80% des 18-24 ans ont déserté les urnes tandis que les retraités ont voté pour que leurs enfants n’aient pas de retraite. Rupture générationnelle majeure. Les Français ne parlent plus qu’à leur écran, les services publics sont dissous (les urgences sont un luxe, le bac est une illusion, la police une menace à l’ordre républicain, la justice, un clown triste). La République est une farce en vente dans toutes les quincailleries poussiéreuses de la France des terroirs. Plus personne n’y croit. Le drapeau ? Y a ceux qui le chérissent pour taper sur ceux qui le conchient. La devise est troquée contre la liberté de consommer, l’égalité des chances et la Fraternité dans la communauté religieuse, territoriale ou sociale. La laïcité est devenue un instrument d’exclusion et de division. La République est nue, sans rite ni devenir.
Maréchalisée, elle n’a plus que les parements, l’apparat et la garde républicaine. La fonction élyséenne même n’est plus respectée d’abord en raison d’une succession de locataires qui n’ont pu/su endosser un costume trop grand. Cette incapacité à s’élever, ce besoin de donner l’illusion de s’exprimer soit par l’insulte saillante soit par un techno bavardage orwellien creux, ont saccagé les derniers oripeaux de grandeur qui pensait-on résisteraient à l’épreuve du temps. Des violeurs, des profiteurs, des repris de justice, des bandits, des corrompus et des corrupteurs surpeuplent nos couloirs ministériels et nos travées des quatre colonnes. Comment poursuivre cette mascarade sans refondation ? Cette cinquième nous a ramené au stade anal de la démocratie, les corps intermédiaires sont brisés, le dialogue social évacué, tout repose sur une tête d’épingle à implants capillaires. Ce degré zéro de la démocratie, cette monarchie élective a également achevé la fonction publiques. Inspecteurs, diplomates, préfets…deviennent des fonctions réservées à des mercenaires en mission, cooptés par une même caste qui n’ose même plus affronter des concours sélectifs au vu de leur crasse ignorance. L’oligarchie n’est même plus en état de régner au travers d’une « méritocratie » illusoire. L’Etat est nu.

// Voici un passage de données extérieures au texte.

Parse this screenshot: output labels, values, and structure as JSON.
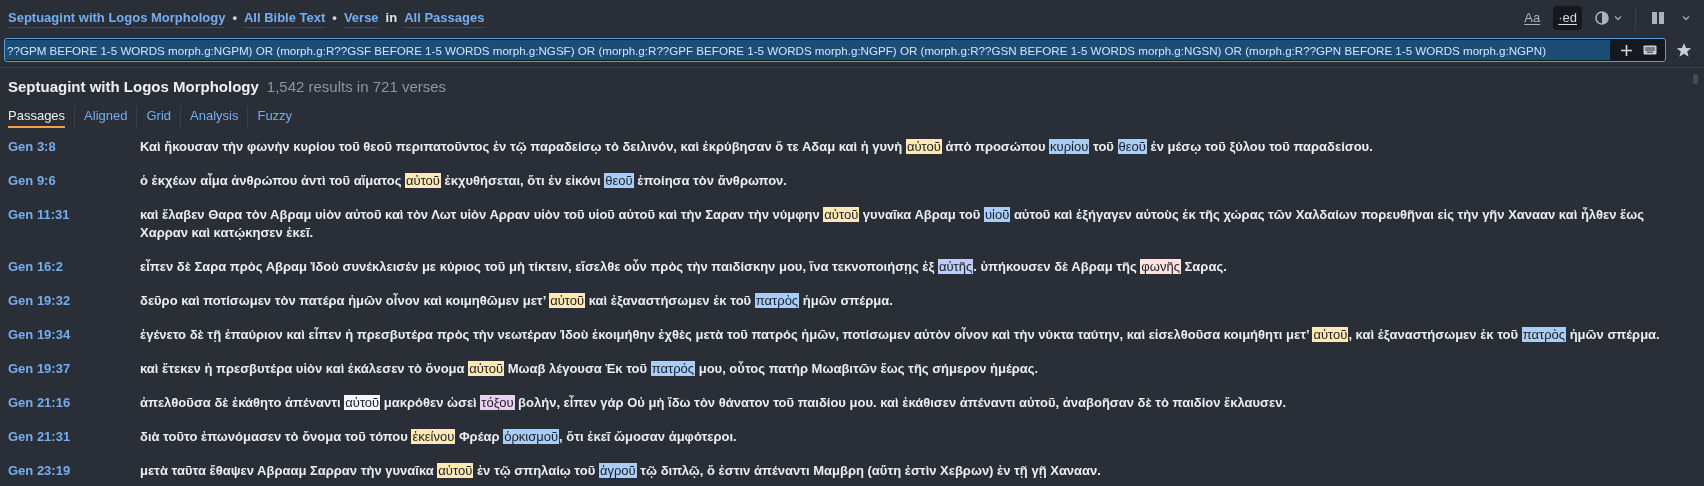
{
  "breadcrumb": [
    {
      "kind": "link",
      "text": "Septuagint with Logos Morphology"
    },
    {
      "kind": "dot",
      "text": "•"
    },
    {
      "kind": "link",
      "text": "All Bible Text"
    },
    {
      "kind": "dot",
      "text": "•"
    },
    {
      "kind": "link",
      "text": "Verse"
    },
    {
      "kind": "plain",
      "text": "in"
    },
    {
      "kind": "link",
      "text": "All Passages"
    }
  ],
  "toolbar": [
    {
      "kind": "text",
      "label": "Aa",
      "selected": false
    },
    {
      "kind": "text",
      "label": "·ed",
      "selected": true
    },
    {
      "kind": "contrast"
    },
    {
      "kind": "columns"
    }
  ],
  "query": {
    "value": "??GPM BEFORE 1-5 WORDS morph.g:NGPM) OR (morph.g:R??GSF BEFORE 1-5 WORDS morph.g:NGSF) OR (morph.g:R??GPF BEFORE 1-5 WORDS morph.g:NGPF) OR (morph.g:R??GSN BEFORE 1-5 WORDS morph.g:NGSN) OR (morph.g:R??GPN BEFORE 1-5 WORDS morph.g:NGPN)"
  },
  "results": {
    "title": "Septuagint with Logos Morphology",
    "summary": "1,542 results in 721 verses"
  },
  "tabs": [
    {
      "label": "Passages",
      "selected": true
    },
    {
      "label": "Aligned",
      "selected": false
    },
    {
      "label": "Grid",
      "selected": false
    },
    {
      "label": "Analysis",
      "selected": false
    },
    {
      "label": "Fuzzy",
      "selected": false
    }
  ],
  "verses": [
    {
      "ref": "Gen 3:8",
      "segments": [
        {
          "text": "Καὶ ἤκουσαν τὴν φωνὴν κυρίου τοῦ θεοῦ περιπατοῦντος ἐν τῷ παραδείσῳ τὸ δειλινόν, καὶ ἐκρύβησαν ὅ τε Αδαμ καὶ ἡ γυνὴ "
        },
        {
          "text": "αὐτοῦ",
          "color": "#fde9b4"
        },
        {
          "text": " ἀπὸ προσώπου "
        },
        {
          "text": "κυρίου",
          "color": "#a9cdf7"
        },
        {
          "text": " τοῦ "
        },
        {
          "text": "θεοῦ",
          "color": "#a9cdf7"
        },
        {
          "text": " ἐν μέσῳ τοῦ ξύλου τοῦ παραδείσου."
        }
      ]
    },
    {
      "ref": "Gen 9:6",
      "segments": [
        {
          "text": "ὁ ἐκχέων αἷμα ἀνθρώπου ἀντὶ τοῦ αἵματος "
        },
        {
          "text": "αὐτοῦ",
          "color": "#fde9b4"
        },
        {
          "text": " ἐκχυθήσεται, ὅτι ἐν εἰκόνι "
        },
        {
          "text": "θεοῦ",
          "color": "#a9cdf7"
        },
        {
          "text": " ἐποίησα τὸν ἄνθρωπον."
        }
      ]
    },
    {
      "ref": "Gen 11:31",
      "segments": [
        {
          "text": "καὶ ἔλαβεν Θαρα τὸν Αβραμ υἱὸν αὐτοῦ καὶ τὸν Λωτ υἱὸν Αρραν υἱὸν τοῦ υἱοῦ αὐτοῦ καὶ τὴν Σαραν τὴν νύμφην "
        },
        {
          "text": "αὐτοῦ",
          "color": "#fde9b4"
        },
        {
          "text": " γυναῖκα Αβραμ τοῦ "
        },
        {
          "text": "υἱοῦ",
          "color": "#a9cdf7"
        },
        {
          "text": " αὐτοῦ καὶ ἐξήγαγεν αὐτοὺς ἐκ τῆς χώρας τῶν Χαλδαίων πορευθῆναι εἰς τὴν γῆν Χανααν καὶ ἦλθεν ἕως Χαρραν καὶ κατῴκησεν ἐκεῖ."
        }
      ]
    },
    {
      "ref": "Gen 16:2",
      "segments": [
        {
          "text": "εἶπεν δὲ Σαρα πρὸς Αβραμ Ἰδοὺ συνέκλεισέν με κύριος τοῦ μὴ τίκτειν, εἴσελθε οὖν πρὸς τὴν παιδίσκην μου, ἵνα τεκνοποιήσῃς ἐξ "
        },
        {
          "text": "αὐτῆς",
          "color": "#bccbf7"
        },
        {
          "text": ". ὑπήκουσεν δὲ Αβραμ τῆς "
        },
        {
          "text": "φωνῆς",
          "color": "#fde2e0"
        },
        {
          "text": " Σαρας."
        }
      ]
    },
    {
      "ref": "Gen 19:32",
      "segments": [
        {
          "text": "δεῦρο καὶ ποτίσωμεν τὸν πατέρα ἡμῶν οἶνον καὶ κοιμηθῶμεν μετ’ "
        },
        {
          "text": "αὐτοῦ",
          "color": "#fde9b4"
        },
        {
          "text": " καὶ ἐξαναστήσωμεν ἐκ τοῦ "
        },
        {
          "text": "πατρὸς",
          "color": "#a9cdf7"
        },
        {
          "text": " ἡμῶν σπέρμα."
        }
      ]
    },
    {
      "ref": "Gen 19:34",
      "segments": [
        {
          "text": "ἐγένετο δὲ τῇ ἐπαύριον καὶ εἶπεν ἡ πρεσβυτέρα πρὸς τὴν νεωτέραν Ἰδοὺ ἐκοιμήθην ἐχθὲς μετὰ τοῦ πατρός ἡμῶν, ποτίσωμεν αὐτὸν οἶνον καὶ τὴν νύκτα ταύτην, καὶ εἰσελθοῦσα κοιμήθητι μετ’ "
        },
        {
          "text": "αὐτοῦ",
          "color": "#fde9b4"
        },
        {
          "text": ", καὶ ἐξαναστήσωμεν ἐκ τοῦ "
        },
        {
          "text": "πατρὸς",
          "color": "#a9cdf7"
        },
        {
          "text": " ἡμῶν σπέρμα."
        }
      ]
    },
    {
      "ref": "Gen 19:37",
      "segments": [
        {
          "text": "καὶ ἔτεκεν ἡ πρεσβυτέρα υἱὸν καὶ ἐκάλεσεν τὸ ὄνομα "
        },
        {
          "text": "αὐτοῦ",
          "color": "#fde9b4"
        },
        {
          "text": " Μωαβ λέγουσα Ἐκ τοῦ "
        },
        {
          "text": "πατρός",
          "color": "#a9cdf7"
        },
        {
          "text": " μου, οὗτος πατὴρ Μωαβιτῶν ἕως τῆς σήμερον ἡμέρας."
        }
      ]
    },
    {
      "ref": "Gen 21:16",
      "segments": [
        {
          "text": "ἀπελθοῦσα δὲ ἐκάθητο ἀπέναντι "
        },
        {
          "text": "αὐτοῦ",
          "color": "#f4f6fb"
        },
        {
          "text": " μακρόθεν ὡσεὶ "
        },
        {
          "text": "τόξου",
          "color": "#e9d0f1"
        },
        {
          "text": " βολήν, εἶπεν γάρ Οὐ μὴ ἴδω τὸν θάνατον τοῦ παιδίου μου. καὶ ἐκάθισεν ἀπέναντι αὐτοῦ, ἀναβοῆσαν δὲ τὸ παιδίον ἔκλαυσεν."
        }
      ]
    },
    {
      "ref": "Gen 21:31",
      "segments": [
        {
          "text": "διὰ τοῦτο ἐπωνόμασεν τὸ ὄνομα τοῦ τόπου "
        },
        {
          "text": "ἐκείνου",
          "color": "#fde9b4"
        },
        {
          "text": " Φρέαρ "
        },
        {
          "text": "ὁρκισμοῦ",
          "color": "#a9cdf7"
        },
        {
          "text": ", ὅτι ἐκεῖ ὤμοσαν ἀμφότεροι."
        }
      ]
    },
    {
      "ref": "Gen 23:19",
      "segments": [
        {
          "text": "μετὰ ταῦτα ἔθαψεν Αβρααμ Σαρραν τὴν γυναῖκα "
        },
        {
          "text": "αὐτοῦ",
          "color": "#fde9b4"
        },
        {
          "text": " ἐν τῷ σπηλαίῳ τοῦ "
        },
        {
          "text": "ἀγροῦ",
          "color": "#a9cdf7"
        },
        {
          "text": " τῷ διπλῷ, ὅ ἐστιν ἀπέναντι Μαμβρη (αὕτη ἐστὶν Χεβρων) ἐν τῇ γῇ Χανααν."
        }
      ]
    }
  ]
}
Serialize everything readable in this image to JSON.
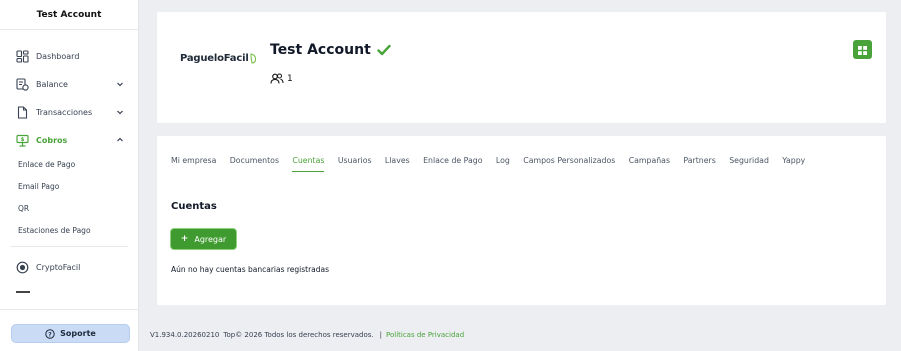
{
  "sidebar": {
    "account_name": "Test Account",
    "items": [
      {
        "label": "Dashboard",
        "icon": "dashboard-icon"
      },
      {
        "label": "Balance",
        "icon": "balance-icon",
        "chevron": "down"
      },
      {
        "label": "Transacciones",
        "icon": "document-icon",
        "chevron": "down"
      },
      {
        "label": "Cobros",
        "icon": "cobros-icon",
        "chevron": "up",
        "active": true
      }
    ],
    "cobros_subitems": [
      "Enlace de Pago",
      "Email Pago",
      "QR",
      "Estaciones de Pago"
    ],
    "crypto": {
      "label": "CryptoFacil",
      "icon": "crypto-icon"
    },
    "support_label": "Soporte"
  },
  "header": {
    "logo_text": "PagueloFacil",
    "account_title": "Test Account",
    "users_count": "1"
  },
  "tabs": [
    "Mi empresa",
    "Documentos",
    "Cuentas",
    "Usuarios",
    "Llaves",
    "Enlace de Pago",
    "Log",
    "Campos Personalizados",
    "Campañas",
    "Partners",
    "Seguridad",
    "Yappy"
  ],
  "active_tab": "Cuentas",
  "main": {
    "section_title": "Cuentas",
    "add_button_label": "Agregar",
    "empty_message": "Aún no hay cuentas bancarias registradas"
  },
  "footer": {
    "version_text": "V1.934.0.20260210",
    "copyright": "Top© 2026 Todos los derechos reservados.",
    "separator": "|",
    "privacy_link": "Políticas de Privacidad"
  },
  "colors": {
    "accent_green": "#4aa33a",
    "support_bg": "#c9dbf5",
    "page_bg": "#eceef2"
  }
}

Mort du Barrage républicain, front républicain : le déshonneur de la bourgeoisie, le penchant naturel de la droite.
20 ans pile. 2002, J Chirac est réélu avec 82% des voix, tout un pays se lève pacifiquement contre l'extrême 2017 : Macron élu avec 66 % des voix. 2022, Macron réélu avec 57 % des voix droite face au même parti xénophobe, qui a troqué son antisémitisme patent en latent, pour mieux chausser l’islamophobie, tellement plus consensuelle aux yeux de la bien pensance. Entretemps d'élections régionales en législatives, de triangulaires en appels au barrage, la gauche consciencieuse, la gauche anti fasciste, n'a eu de cesse de se retirer, d'appeler à battre le FN/RN…et à voter contre ce qui était alors perçu comme une option inenvisageable et anti républicaine.
Le barrage a tenu, s'est fragilisé jusqu'au moment où la droite aurait dû venir, à son tour, le conforter. Las, le barrage s'est alors brutalement dissipé. Pis, l'électorat LR ou LREM l'a volontairement détruit en portant ses suffrages préférentiellement sur l'extrême droite. C'est que cet électorat là a su entendre l'appel de ses chefs "à combattre LES extrêmes". De Blanquer à O. Grégoire, des ténors LR à Borne, les contorsions sémantiques n'ont jamais été plus explicites. Que la bourgeoisie préfère in fine (quand les affaires tournent moins bien) Hitler au Front Populaire n'est pas pour nous surprendre, la surprise vient plutôt du fait que cela puisse encore nous surprendre. Cette naïveté avec laquelle les bisounours de Gauche n'ont eu de cesse de s'effacer, au nom de je ne sais quelle morale, s'est bien sûr retournée contre elle.
L'humiliation pour ces millions de gens qui en avril encore ont voté malgré tout pour l'abominable Macron et aujourd'hui traités de dangereux extrémistes anarchistes antisémites atteint son paroxysme. Voir les ministres draguer ostensiblement les semi analphabètes en costard fascistoïdes achève sans nul doute toute velléité de leur part de s'opposer dans les urnes à la dame aux chats.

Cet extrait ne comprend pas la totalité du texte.